25-05-2020 Segunda-feira
A bancada do PSOL na Câmara tomou duas ações imediatamente após as declarações do general Augusto Heleno, comandante do Gabinete de Segurança Institucional do governo Bolsonaro, ameaçando as instituições brasileiras e a democracia no país na última sexta-feira (22). O partido pede o afastamento urgente de Heleno do governo através de uma petição ao Supremo Tribunal Federal (STF), além de ter coordenado um pedido de convocação do general a uma sessão da Câmara dos Deputados, realizado por 40 deputados de dez partidos diferentes.
As falas do general Heleno aconteceram no mesmo dia que o STF liberou as gravações da reunião ministerial de 22 de abril e pediu uma decisão da Procuradoria-Geral da República (PGR) sobre a apreensão do celular de Jair Bolsonaro para investigar sobre as interferências do presidente no comando da Polícia Federal.

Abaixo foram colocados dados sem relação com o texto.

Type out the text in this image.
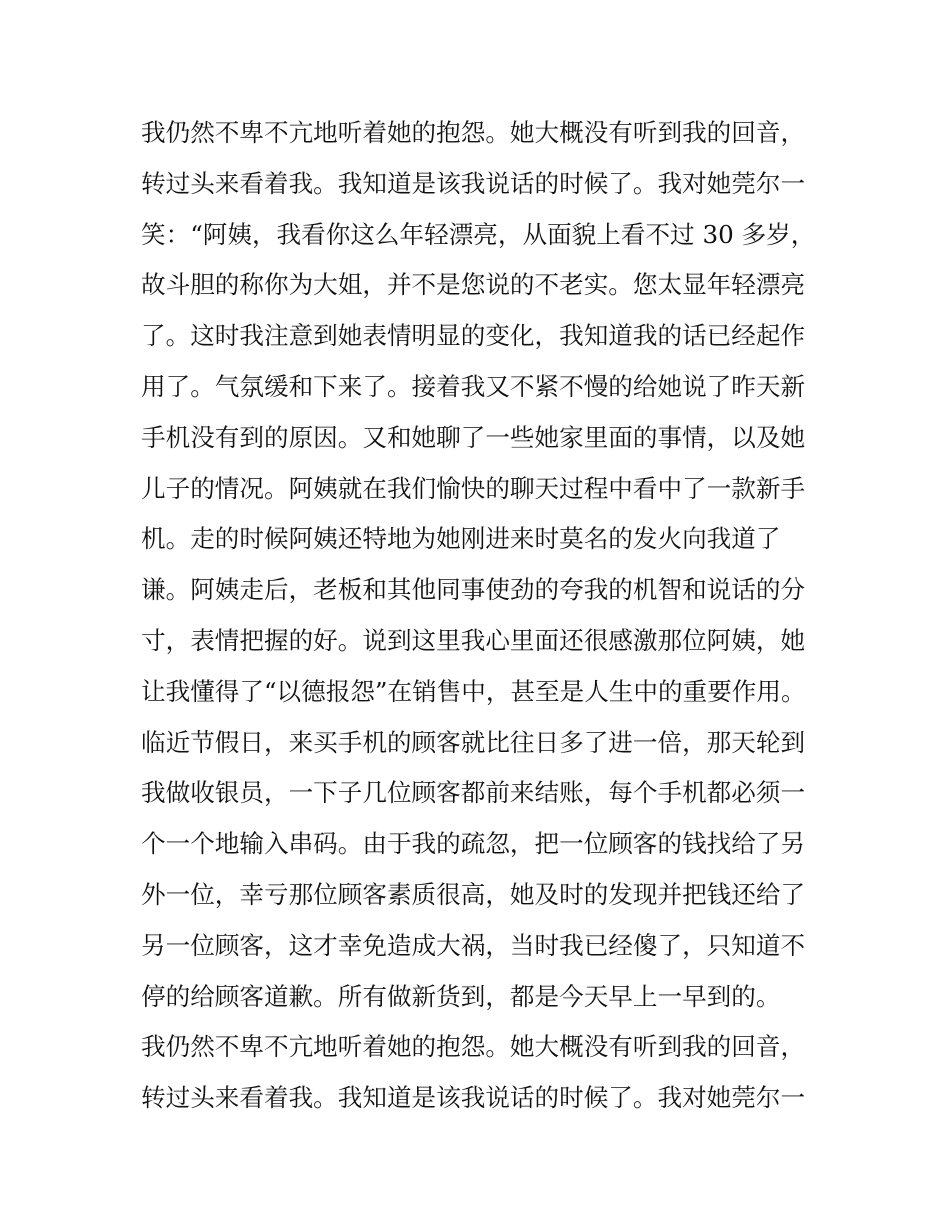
我仍然不卑不亢地听着她的抱怨。她大概没有听到我的回音，
转过头来看着我。我知道是该我说话的时候了。我对她莞尔一
笑：“阿姨，我看你这么年轻漂亮，从面貌上看不过 30 多岁，
故斗胆的称你为大姐，并不是您说的不老实。您太显年轻漂亮
了。这时我注意到她表情明显的变化，我知道我的话已经起作
用了。气氛缓和下来了。接着我又不紧不慢的给她说了昨天新
手机没有到的原因。又和她聊了一些她家里面的事情，以及她
儿子的情况。阿姨就在我们愉快的聊天过程中看中了一款新手
机。走的时候阿姨还特地为她刚进来时莫名的发火向我道了
谦。阿姨走后，老板和其他同事使劲的夸我的机智和说话的分
寸，表情把握的好。说到这里我心里面还很感激那位阿姨，她
让我懂得了“以德报怨”在销售中，甚至是人生中的重要作用。
临近节假日，来买手机的顾客就比往日多了进一倍，那天轮到
我做收银员，一下子几位顾客都前来结账，每个手机都必须一
个一个地输入串码。由于我的疏忽，把一位顾客的钱找给了另
外一位，幸亏那位顾客素质很高，她及时的发现并把钱还给了
另一位顾客，这才幸免造成大祸，当时我已经傻了，只知道不
停的给顾客道歉。所有做新货到，都是今天早上一早到的。
我仍然不卑不亢地听着她的抱怨。她大概没有听到我的回音，
转过头来看着我。我知道是该我说话的时候了。我对她莞尔一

Augusto Heleno diz que é “afronta à autoridade máxima do Poder Executivo e interferência inadmissível de outro Poder” e que “poderá ter consequências imprevisíveis”.
Para os parlamentares são declarações graves e absolutamente inconstitucionais. “No Estado Democrático de Direito, é inadmissível que um Ministro de Estado intimide a atuação da Procuradoria-Geral da República (PGR) e do Supremo Tribunal Federal (STF). Demonstra, mais uma vez, o viés autoritário e antidemocrático da gestão à frente do Poder Executivo Federal.”
O pedido de convocação do ministro é assinado, além de toda a bancada do PSOL, pelos líderes da Oposição, da Minoria, PT, PSB, PDT, PCdoB, Rede, PSL, além de parlamentares diversos do DEM, PSL, PCdoB, PDT e PSB.